Os três países participam no Conselho de Gestores dos Programas Nacionais Antárticos (COMNAP), um fórum criado em 1988 que incentiva a partilha de pistas, esforços conjuntos de busca e salvamento e logística coordenada. O acordo da Silver Mary encaixa diretamente nessa lógica: menos “convóis” paralelos, mais infraestrutura partilhada.
| País | Estação principal no acordo | Papel-chave na parceria |
|---|---|---|
| Reino Unido | Halley VI | Lidera programas científicos e fornece o enquadramento de contratação do navio. |
| Noruega | Troll | Disponibiliza um centro de aviação e experiência em logística no interior. |
| Alemanha | Neumayer III | Acrescenta experiência de navegação no gelo e planeamento de capacidade de carga. |
A logística partilhada pode parecer banal ao lado de imagens impressionantes de desprendimentos de gelo, mas é ela que define quanta ciência consegue, de facto, acontecer no terreno. Sem carga regular, até a estação mais bem equipada se transforma num posto isolado, com experiências limitadas e equipas reduzidas.
O que isto antecipa para o futuro do trabalho polar
Este navio de 10 000 toneladas sugere como as operações antárticas poderão evoluir na próxima década. Em vez de cada país manter um sistema completo e autónomo, poderão surgir corredores regionais onde várias nações dependem de um pequeno número de navios, pistas e depósitos partilhados. Essa mudança permite transferir mais recursos e atenção da logística para a ciência que justifica a presença na Antártida.
O modelo também abre novas questões. Cadeias de abastecimento conjuntas exigem confiança na definição de prioridades de carga, na resposta a emergências e até no planeamento de longo prazo das estações. Se um parceiro expandir a sua presença de forma acentuada, os outros podem recear ver o seu acesso comprimido. Manter o equilíbrio exigirá regras claras e comunicação constante entre institutos polares.
Para quem acompanha a investigação climática, esta história ilumina uma peça pouco visível do puzzle: como instrumentos, perfuradoras e técnicos especializados chegam realmente ao gelo.

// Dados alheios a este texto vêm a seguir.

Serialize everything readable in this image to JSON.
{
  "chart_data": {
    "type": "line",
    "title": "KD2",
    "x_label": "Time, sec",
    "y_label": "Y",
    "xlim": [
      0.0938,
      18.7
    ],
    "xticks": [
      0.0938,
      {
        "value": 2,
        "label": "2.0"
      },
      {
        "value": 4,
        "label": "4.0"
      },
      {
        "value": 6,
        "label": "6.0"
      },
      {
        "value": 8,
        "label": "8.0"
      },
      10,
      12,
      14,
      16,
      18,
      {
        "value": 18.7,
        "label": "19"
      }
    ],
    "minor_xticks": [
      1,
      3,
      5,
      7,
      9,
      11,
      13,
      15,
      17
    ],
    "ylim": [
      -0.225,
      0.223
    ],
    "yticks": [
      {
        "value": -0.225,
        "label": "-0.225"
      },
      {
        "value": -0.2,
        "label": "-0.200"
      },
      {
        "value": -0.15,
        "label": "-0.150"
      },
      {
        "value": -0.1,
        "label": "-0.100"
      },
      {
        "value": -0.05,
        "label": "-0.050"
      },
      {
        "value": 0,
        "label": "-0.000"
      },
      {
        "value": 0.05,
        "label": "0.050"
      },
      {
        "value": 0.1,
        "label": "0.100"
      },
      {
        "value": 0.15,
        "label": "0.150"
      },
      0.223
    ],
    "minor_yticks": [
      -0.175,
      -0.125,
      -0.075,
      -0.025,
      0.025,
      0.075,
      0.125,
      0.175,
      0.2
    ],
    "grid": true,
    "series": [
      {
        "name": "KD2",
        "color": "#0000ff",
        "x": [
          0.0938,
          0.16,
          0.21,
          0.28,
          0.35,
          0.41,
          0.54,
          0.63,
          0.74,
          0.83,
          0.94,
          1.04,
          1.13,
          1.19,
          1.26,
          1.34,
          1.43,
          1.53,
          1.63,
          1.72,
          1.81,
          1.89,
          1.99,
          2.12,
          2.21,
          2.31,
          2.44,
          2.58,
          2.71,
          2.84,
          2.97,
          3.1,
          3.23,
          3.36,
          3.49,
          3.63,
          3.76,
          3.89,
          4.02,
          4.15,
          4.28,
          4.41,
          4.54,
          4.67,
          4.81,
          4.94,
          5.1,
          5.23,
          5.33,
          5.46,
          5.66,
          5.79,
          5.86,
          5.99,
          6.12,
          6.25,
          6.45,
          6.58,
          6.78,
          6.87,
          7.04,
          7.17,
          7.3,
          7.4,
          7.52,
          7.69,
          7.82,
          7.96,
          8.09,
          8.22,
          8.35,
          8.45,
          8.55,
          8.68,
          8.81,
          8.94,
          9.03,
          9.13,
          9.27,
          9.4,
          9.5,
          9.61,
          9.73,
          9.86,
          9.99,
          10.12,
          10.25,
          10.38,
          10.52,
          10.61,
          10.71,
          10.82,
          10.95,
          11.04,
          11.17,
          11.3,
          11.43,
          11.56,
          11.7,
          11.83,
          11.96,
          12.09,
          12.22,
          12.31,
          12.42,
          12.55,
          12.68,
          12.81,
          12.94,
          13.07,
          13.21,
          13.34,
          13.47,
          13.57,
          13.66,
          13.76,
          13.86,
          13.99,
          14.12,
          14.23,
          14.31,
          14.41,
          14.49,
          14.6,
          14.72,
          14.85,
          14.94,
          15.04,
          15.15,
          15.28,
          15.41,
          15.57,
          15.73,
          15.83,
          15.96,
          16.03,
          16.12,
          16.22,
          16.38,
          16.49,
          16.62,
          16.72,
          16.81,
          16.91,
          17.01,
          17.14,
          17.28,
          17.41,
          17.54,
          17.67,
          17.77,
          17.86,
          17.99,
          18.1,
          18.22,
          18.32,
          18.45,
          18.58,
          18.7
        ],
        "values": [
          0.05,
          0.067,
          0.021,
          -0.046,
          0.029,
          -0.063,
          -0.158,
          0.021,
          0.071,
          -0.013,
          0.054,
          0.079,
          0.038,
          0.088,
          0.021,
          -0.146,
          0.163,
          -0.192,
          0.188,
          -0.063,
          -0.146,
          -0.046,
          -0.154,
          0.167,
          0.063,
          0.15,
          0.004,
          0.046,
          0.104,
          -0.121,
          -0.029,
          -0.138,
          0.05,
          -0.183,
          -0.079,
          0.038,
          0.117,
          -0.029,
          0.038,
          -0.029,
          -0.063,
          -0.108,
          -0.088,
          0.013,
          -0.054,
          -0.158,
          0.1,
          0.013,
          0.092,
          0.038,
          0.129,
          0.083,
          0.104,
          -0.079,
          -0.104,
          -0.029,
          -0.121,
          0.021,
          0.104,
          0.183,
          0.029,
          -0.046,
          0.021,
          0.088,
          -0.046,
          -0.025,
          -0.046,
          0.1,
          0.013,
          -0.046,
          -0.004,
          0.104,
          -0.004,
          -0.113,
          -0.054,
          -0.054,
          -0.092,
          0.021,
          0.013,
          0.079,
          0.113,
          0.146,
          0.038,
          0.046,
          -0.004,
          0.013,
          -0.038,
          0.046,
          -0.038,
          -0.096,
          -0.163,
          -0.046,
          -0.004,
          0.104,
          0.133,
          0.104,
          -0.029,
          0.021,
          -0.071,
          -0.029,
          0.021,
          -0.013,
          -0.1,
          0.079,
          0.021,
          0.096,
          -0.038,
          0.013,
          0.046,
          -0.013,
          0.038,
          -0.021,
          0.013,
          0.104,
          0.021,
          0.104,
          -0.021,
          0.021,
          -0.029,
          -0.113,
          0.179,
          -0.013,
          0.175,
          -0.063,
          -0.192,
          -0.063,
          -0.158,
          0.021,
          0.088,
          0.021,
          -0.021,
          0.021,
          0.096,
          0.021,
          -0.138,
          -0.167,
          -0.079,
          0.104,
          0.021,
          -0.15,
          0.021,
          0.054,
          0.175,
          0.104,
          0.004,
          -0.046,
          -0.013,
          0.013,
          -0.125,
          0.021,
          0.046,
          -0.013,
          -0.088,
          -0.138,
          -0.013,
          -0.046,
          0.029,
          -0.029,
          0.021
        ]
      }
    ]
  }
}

Quando um estudo publica um novo recorde de ar antigo preso no gelo, ou uma estimativa revista do risco de subida do nível do mar, quase sempre existe uma operação logística silenciosa por trás - a que manteve pessoas seguras, quentes e alimentadas no local de trabalho mais frio do planeta.
A Silver Mary dificilmente será mencionada em muitos artigos científicos. Ainda assim, nos próximos dez anos, os dados de Halley VI, Troll e Neumayer III carregarão a sua marca: séries temporais sem interrupções, instrumentos reparados a tempo e experiências que não foram canceladas por falta de combustível ou peças. Na ciência antártica, esta fiabilidade pode ampliar - de forma decisiva - a escala do que os investigadores se atrevem a tentar sobre o gelo.